Simulation Study Reveals an Improvement in Average Travel Time Up to 22 Percent When Connected Vehicles Are Equipped with Route Guidance Features.

Microsimulation Analysis Used to Assess Travel Time and Emissions Impacts for Connected Vehicles with Re-routing Capabilities in Baltimore, Maryland.

Date Posted

Investigating the Effect of Connected Vehicles (CV) Route Guidance on Mobility and Equity

Summary Information

Connected vehicles (CVs) have the potential to optimize traffic mobility and enhance the safety of drivers and pedestrians, save energy, and reduce emissions. Researchers evaluated the system-wide mobility and equity effects of CVs with route guidance systems using a microscopic traffic simulation model replicating the behavior of CVs in a medium urban road network. Market penetration rates (MPRs) from 0 percent to 100 percent CVs were tested in the model with four vehicle types: conventional (non-CV) car, conventional bus, connected car, and connected bus. Several re-routing strategies were studied for the morning peak hour, using a road network from the Ednor Gardens-Lakeside area of Baltimore, Maryland with three north-south roadway links and two east-west links.


The system-wide mobility effects of CV equipped vehicles with route guidance features on mobility and equity were analyzed. Three different levels of traffic were simulated, a moderate case consisting of the base traffic volumes, and low (20 percent lower) and high (20 percent higher) volume cases. Vehicle-to-vehicle (V2V) interactions in the traffic model included simulations of an incident in the middle of the network with re-routed CVs, and modeled CV attributes, such as physical features, reaction time, standard gap, maximum / minimum acceleration, normal deceleration, sensitivity factor, and overtaking maneuver time. A travel time matrix was calculated using speed data from the vehicles, and volumes were retrieved from the traffic simulation software.
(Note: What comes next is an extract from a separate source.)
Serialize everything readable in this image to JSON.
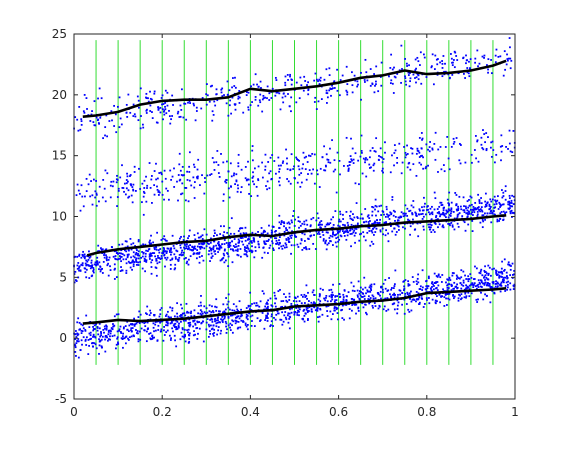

To calculate air pollution coefficients, an instantaneous traffic emission model formula was calculated based on literature. In addition, network-level equity and the effects of dynamic re-routing of CVs on different paths were calculated using average travel times of each vehicle type for 15 different origin and destination pairs. The research team also included a dynamic bus lane for CV buses in the model, with 15-minute and 30-minute exclusive bus lanes to assess travel time differences before and after the implementation of the bus lane.


Overall, the simulation results showed that scenarios including CVs with route guidance features had lower total delay time, total emissions, and average travel time of re-routing paths.

  • CV scenarios reduced the total delay time by 21.2, 20.6, and 14.9 percent for the low, moderate, and high traffic groups, respectively, compared to non-CV scenarios.
  • The gradual deployment of CVs reduced the Carbon Dioxide (CO2), Nitrogen Oxides (NOx), Particulate Matter (PM) and Volatile Organic Compounds (VOC) emissions by up to 6.3, 7.6, 28.5, and 11.2 percent, respectively.
  • The simulation results showed that a 15-minute and 30-minute dynamic CV bus lane decreased the average travel time by 11.9 and 16.4 percent for CV buses, respectively. The dynamic re-routing test results showed that as the number of re-routing CV cars increased, the average travel time in re-routing paths decreased. Compared with a scenario with CV MPR of 10 percent, re-routing paths with 100 percent MPR lowered the average travel time by 22 percent.
  • The findings of the network-wide travel time analysis, which was used to support an equity assessment, indicated that high CV MPR helped non-peak periods more than peak period traffic.